From the previous eight initial structures, we can get eight corresponding intermediate structures of the [3+2] cycloaddition that combine the final CF3­substituted pyrazolidine and the Cu(OTf)2 molecule as shown in Figure 4.
Figure 4. The UB3LYP+D3 optimized eight intermediate structures of [3+2] cycloaddition which include both the final product structures and the Cu(OTf)2 molecule. Also shown are relevant bond lengths (in angstrom).
As expected, the C1­C3/C1­C2 bond is shortened from ≤ 3.00 Å to ca. 1.55 Å, which is the typical bond length of C­C single bond. At the same time, the C2­N4/C3­N4 bond is shortened to ca. 1.50 Å and the C2­C3 bond is elongated to 1.55 Å. All these parameter changes indicate the formation of the [3+2] cycloaddition products. Similarly, the enantiomers of CR1­CR8 will result eight mirror structures of M1 to M8 with exactly the same energies.
With the departure of Cu(OTf)2, we can finally obtain the eight final products as depicted in Figure 5. The bond length parameters are similar to above intermediate structures with the C­C bond is ca. 1.55 Å and the C­N bond is 1.50 Å. A carefully analysis of these structures indicate that P1 and P5, P2 and P6, P3 and P7, P4 and P8 are actually four pairs of enantiomers, which have nearly the same energy and structural parameters (see Table S2). For example, all C1­C3/C1­C2, C2­C3, C2­N4/C3­C4 bond lengths for each pair of enantiomers are exactly the same. Apart from this, all other pairs of products are diastereoisomers. In addition, the P1, P3, P5, P7 can be classified into the syn structures mentioned in previous experimental study while the remaining P2, P4, P6 and P8 can be regarded as the anti structures. 33 However, the experimental study reveals that the syn product is the major products when using the Cu(OTf)2 as a catalyst under room temperature with a ratio of 72:28. To clarify such diastereoselectivity, we need to further investigate the detail of the reaction processes.
Figure 5. The UB3LYP+D3 optimized eight final products structures of [3+2] cycloaddition. Also shown are the relevant bond lengths (in angstrom).

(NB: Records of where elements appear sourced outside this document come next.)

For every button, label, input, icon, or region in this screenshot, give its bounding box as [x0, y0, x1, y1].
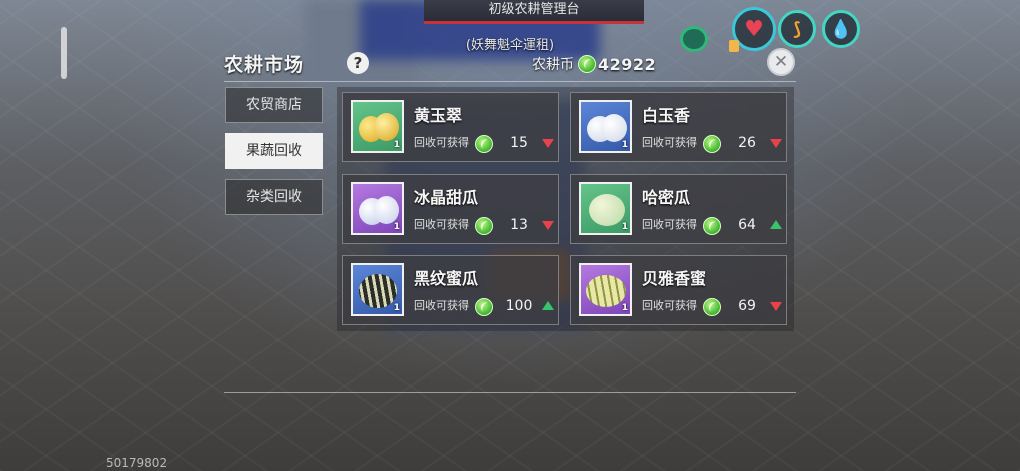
quantity-badge: 1 [621, 140, 628, 150]
divider [224, 81, 796, 82]
item-card[interactable]: 1 哈密瓜 回收可获得 64 [570, 174, 787, 244]
farm-coin-icon [703, 217, 721, 235]
melon-icon [359, 274, 397, 308]
item-name: 哈密瓜 [642, 188, 691, 207]
item-thumbnail: 1 [351, 263, 404, 316]
price-down-icon [542, 221, 554, 230]
item-name: 黑纹蜜瓜 [414, 269, 479, 288]
melon-icon [374, 113, 399, 141]
owner-label: (妖舞魁伞運租) [465, 38, 555, 53]
farm-coin-icon [475, 217, 493, 235]
reward-label: 回收可获得 [642, 299, 697, 312]
item-thumbnail: 1 [579, 263, 632, 316]
currency-display: 农耕币 42922 [532, 54, 656, 74]
quantity-badge: 1 [621, 303, 628, 313]
item-thumbnail: 1 [351, 182, 404, 235]
hunger-button[interactable]: ⟆ [778, 10, 816, 48]
melon-icon [374, 196, 399, 224]
price-down-icon [770, 139, 782, 148]
item-card[interactable]: 1 黑纹蜜瓜 回收可获得 100 [342, 255, 559, 325]
quantity-badge: 1 [393, 303, 400, 313]
melon-icon [586, 275, 626, 307]
farm-coin-icon [703, 298, 721, 316]
heart-icon: ♥ [744, 16, 764, 42]
reward-label: 回收可获得 [414, 218, 469, 231]
food-icon: ⟆ [792, 18, 802, 40]
tab-produce-recycle[interactable]: 果蔬回收 [225, 133, 323, 169]
farm-coin-icon [475, 298, 493, 316]
item-thumbnail: 1 [351, 100, 404, 153]
quantity-badge: 1 [393, 140, 400, 150]
reward-value: 100 [505, 298, 533, 314]
item-card[interactable]: 1 贝雅香蜜 回收可获得 69 [570, 255, 787, 325]
reward-label: 回收可获得 [414, 299, 469, 312]
currency-label: 农耕币 [532, 57, 574, 73]
price-down-icon [770, 302, 782, 311]
price-down-icon [542, 139, 554, 148]
currency-value: 42922 [598, 54, 657, 74]
reward-value: 26 [738, 135, 756, 151]
item-card[interactable]: 1 白玉香 回收可获得 26 [570, 92, 787, 162]
item-thumbnail: 1 [579, 100, 632, 153]
reward-label: 回收可获得 [414, 136, 469, 149]
wifi-icon [680, 26, 708, 52]
reward-value: 13 [510, 217, 528, 233]
item-thumbnail: 1 [579, 182, 632, 235]
help-button[interactable]: ? [347, 52, 369, 74]
reward-label: 回收可获得 [642, 218, 697, 231]
build-id: 50179802 [106, 456, 168, 470]
panel-title: 农耕市场 [224, 54, 305, 76]
item-name: 贝雅香蜜 [642, 269, 707, 288]
reward-label: 回收可获得 [642, 136, 697, 149]
building-title: 初级农耕管理台 [424, 0, 644, 24]
tab-farm-shop[interactable]: 农贸商店 [225, 87, 323, 123]
price-up-icon [770, 220, 782, 229]
side-drawer-handle[interactable] [61, 27, 67, 79]
melon-icon [601, 114, 627, 142]
farm-coin-icon [475, 135, 493, 153]
item-card[interactable]: 1 冰晶甜瓜 回收可获得 13 [342, 174, 559, 244]
tab-misc-recycle[interactable]: 杂类回收 [225, 179, 323, 215]
melon-icon [589, 194, 625, 226]
item-name: 冰晶甜瓜 [414, 188, 479, 207]
close-button[interactable]: ✕ [767, 48, 795, 76]
quantity-badge: 1 [393, 222, 400, 232]
price-up-icon [542, 301, 554, 310]
reward-value: 69 [738, 298, 756, 314]
item-name: 白玉香 [642, 106, 691, 125]
thirst-button[interactable]: 💧 [822, 10, 860, 48]
reward-value: 64 [738, 217, 756, 233]
item-card[interactable]: 1 黄玉翠 回收可获得 15 [342, 92, 559, 162]
quantity-badge: 1 [621, 222, 628, 232]
water-drop-icon: 💧 [829, 18, 853, 40]
farm-coin-icon [703, 135, 721, 153]
item-name: 黄玉翠 [414, 106, 463, 125]
farm-coin-icon [578, 55, 596, 73]
reward-value: 15 [510, 135, 528, 151]
shield-badge-icon [729, 40, 739, 52]
divider [224, 392, 796, 393]
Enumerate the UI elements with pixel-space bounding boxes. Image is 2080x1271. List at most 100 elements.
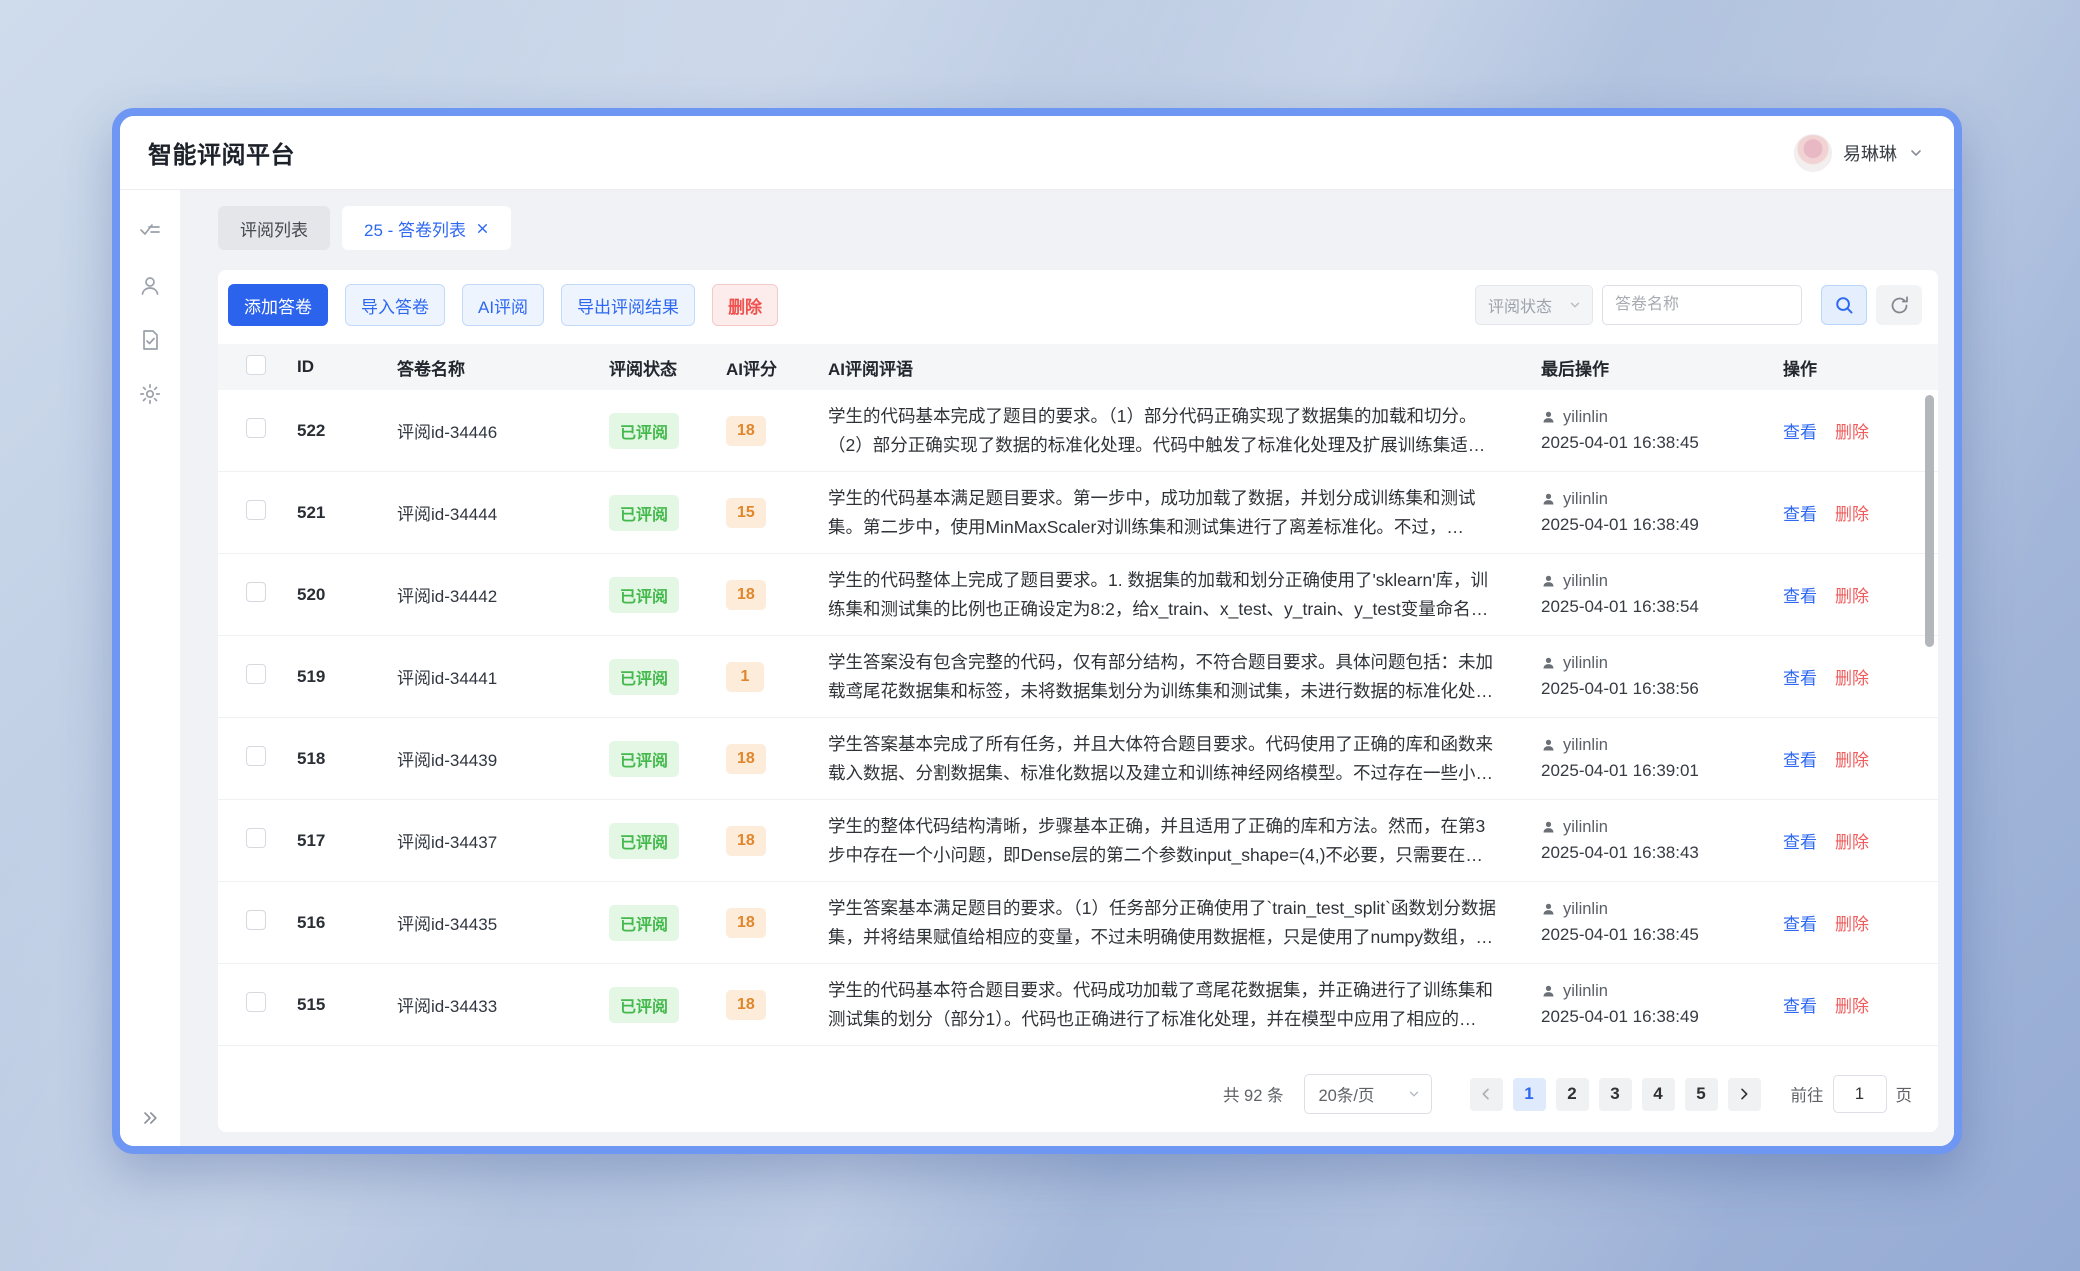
table-body: 522 评阅id-34446 已评阅 18 学生的代码基本完成了题目的要求。（1… — [218, 390, 1938, 1046]
table-row: 522 评阅id-34446 已评阅 18 学生的代码基本完成了题目的要求。（1… — [218, 390, 1938, 472]
refresh-button[interactable] — [1876, 285, 1922, 325]
toolbar: 添加答卷 导入答卷 AI评阅 导出评阅结果 删除 评阅状态 — [218, 270, 1938, 326]
row-id: 520 — [278, 585, 378, 605]
row-checkbox[interactable] — [246, 828, 266, 848]
operation-time: 2025-04-01 16:38:49 — [1541, 515, 1764, 535]
page-button-3[interactable]: 3 — [1599, 1078, 1632, 1111]
view-link[interactable]: 查看 — [1783, 746, 1817, 771]
page-button-5[interactable]: 5 — [1685, 1078, 1718, 1111]
page-button-4[interactable]: 4 — [1642, 1078, 1675, 1111]
row-name: 评阅id-34444 — [378, 500, 590, 525]
tab-review-list[interactable]: 评阅列表 — [218, 206, 330, 250]
tab-answer-list[interactable]: 25 - 答卷列表 — [342, 206, 511, 250]
page-button-2[interactable]: 2 — [1556, 1078, 1589, 1111]
app-window: 智能评阅平台 易琳琳 — [112, 108, 1962, 1154]
delete-link[interactable]: 删除 — [1835, 500, 1869, 525]
app-header: 智能评阅平台 易琳琳 — [120, 116, 1954, 190]
settings-gear-icon — [138, 382, 162, 406]
view-link[interactable]: 查看 — [1783, 582, 1817, 607]
score-badge: 18 — [726, 826, 766, 856]
tab-close-icon[interactable] — [476, 222, 489, 235]
goto-page-input[interactable] — [1833, 1075, 1887, 1113]
delete-link[interactable]: 删除 — [1835, 418, 1869, 443]
vertical-scrollbar[interactable] — [1925, 395, 1934, 647]
operation-time: 2025-04-01 16:38:43 — [1541, 843, 1764, 863]
add-answer-button[interactable]: 添加答卷 — [228, 284, 328, 326]
chevron-down-icon — [1568, 298, 1582, 312]
operation-time: 2025-04-01 16:38:45 — [1541, 433, 1764, 453]
delete-link[interactable]: 删除 — [1835, 828, 1869, 853]
row-checkbox[interactable] — [246, 500, 266, 520]
sidebar-item-answer-sheets[interactable] — [130, 320, 170, 360]
row-checkbox[interactable] — [246, 910, 266, 930]
row-name: 评阅id-34446 — [378, 418, 590, 443]
status-badge: 已评阅 — [609, 495, 679, 531]
user-menu[interactable]: 易琳琳 — [1794, 134, 1924, 172]
row-id: 522 — [278, 421, 378, 441]
table-row: 518 评阅id-34439 已评阅 18 学生答案基本完成了所有任务，并且大体… — [218, 718, 1938, 800]
table-row: 517 评阅id-34437 已评阅 18 学生的整体代码结构清晰，步骤基本正确… — [218, 800, 1938, 882]
sidebar-item-users[interactable] — [130, 266, 170, 306]
review-status-select[interactable]: 评阅状态 — [1475, 285, 1593, 325]
import-answer-button[interactable]: 导入答卷 — [345, 284, 445, 326]
operation-time: 2025-04-01 16:38:45 — [1541, 925, 1764, 945]
score-badge: 18 — [726, 744, 766, 774]
table-row: 519 评阅id-34441 已评阅 1 学生答案没有包含完整的代码，仅有部分结… — [218, 636, 1938, 718]
page-button-1[interactable]: 1 — [1513, 1078, 1546, 1111]
operation-time: 2025-04-01 16:38:49 — [1541, 1007, 1764, 1027]
delete-link[interactable]: 删除 — [1835, 992, 1869, 1017]
score-badge: 15 — [726, 498, 766, 528]
operation-time: 2025-04-01 16:38:56 — [1541, 679, 1764, 699]
next-page-button[interactable] — [1728, 1078, 1761, 1111]
view-link[interactable]: 查看 — [1783, 828, 1817, 853]
table-header-row: ID 答卷名称 评阅状态 AI评分 AI评阅评语 最后操作 操作 — [218, 344, 1938, 390]
search-button[interactable] — [1821, 285, 1867, 325]
score-badge: 18 — [726, 580, 766, 610]
operator-name: yilinlin — [1563, 490, 1608, 509]
person-icon — [1541, 410, 1556, 425]
ai-comment: 学生的代码基本符合题目要求。代码成功加载了鸢尾花数据集，并正确进行了训练集和测试… — [828, 976, 1522, 1034]
select-all-checkbox[interactable] — [246, 355, 266, 375]
status-badge: 已评阅 — [609, 741, 679, 777]
row-checkbox[interactable] — [246, 746, 266, 766]
delete-link[interactable]: 删除 — [1835, 910, 1869, 935]
row-id: 521 — [278, 503, 378, 523]
operator-name: yilinlin — [1563, 654, 1608, 673]
row-name: 评阅id-34433 — [378, 992, 590, 1017]
status-badge: 已评阅 — [609, 659, 679, 695]
chevron-down-icon — [1407, 1087, 1421, 1101]
page-size-select[interactable]: 20条/页 — [1304, 1074, 1432, 1114]
ai-review-button[interactable]: AI评阅 — [462, 284, 544, 326]
view-link[interactable]: 查看 — [1783, 418, 1817, 443]
person-icon — [1541, 656, 1556, 671]
user-icon — [138, 274, 162, 298]
sidebar-item-settings[interactable] — [130, 374, 170, 414]
view-link[interactable]: 查看 — [1783, 992, 1817, 1017]
person-icon — [1541, 984, 1556, 999]
sidebar-item-review-list[interactable] — [130, 212, 170, 252]
sidebar — [120, 190, 180, 1146]
delete-link[interactable]: 删除 — [1835, 582, 1869, 607]
operation-time: 2025-04-01 16:39:01 — [1541, 761, 1764, 781]
row-checkbox[interactable] — [246, 582, 266, 602]
sidebar-collapse-button[interactable] — [120, 1108, 180, 1128]
ai-comment: 学生答案没有包含完整的代码，仅有部分结构，不符合题目要求。具体问题包括：未加载鸢… — [828, 648, 1522, 706]
row-name: 评阅id-34437 — [378, 828, 590, 853]
delete-button[interactable]: 删除 — [712, 284, 778, 326]
answer-name-input[interactable] — [1602, 285, 1802, 325]
row-checkbox[interactable] — [246, 664, 266, 684]
user-avatar[interactable] — [1794, 134, 1832, 172]
export-results-button[interactable]: 导出评阅结果 — [561, 284, 695, 326]
person-icon — [1541, 820, 1556, 835]
view-link[interactable]: 查看 — [1783, 910, 1817, 935]
ai-comment: 学生的整体代码结构清晰，步骤基本正确，并且适用了正确的库和方法。然而，在第3步中… — [828, 812, 1522, 870]
delete-link[interactable]: 删除 — [1835, 746, 1869, 771]
view-link[interactable]: 查看 — [1783, 500, 1817, 525]
row-checkbox[interactable] — [246, 992, 266, 1012]
table-row: 516 评阅id-34435 已评阅 18 学生答案基本满足题目的要求。（1）任… — [218, 882, 1938, 964]
delete-link[interactable]: 删除 — [1835, 664, 1869, 689]
person-icon — [1541, 574, 1556, 589]
prev-page-button[interactable] — [1470, 1078, 1503, 1111]
view-link[interactable]: 查看 — [1783, 664, 1817, 689]
row-checkbox[interactable] — [246, 418, 266, 438]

Potential Energy Surfaces of Cu(OTf)2 Catalyzed Reactions
Basically, there are two possible mechanisms for the cycloaddition reactions: the concerted mechanism and the stepwise mechanism. In the present case, the concerted mechanism means the C­C and C­N bond form at nearly the same time while the stepwise mechanism means the C­C or C­N bond forms first while another bond forms from the resulted intermediate. To elucidate the exact mechanism of the cycloaddition, we have tried to locate all possible transition states and intermediates. However, all our attempts that try to locate the intermediates in the stepwise mechanism failed and only one transition state structure is located for each initial structure. These results indicate that the [3+2] reactions follow a concerted mechanism. All possible reaction paths and relevant transition state structures are summarized in Figure 6.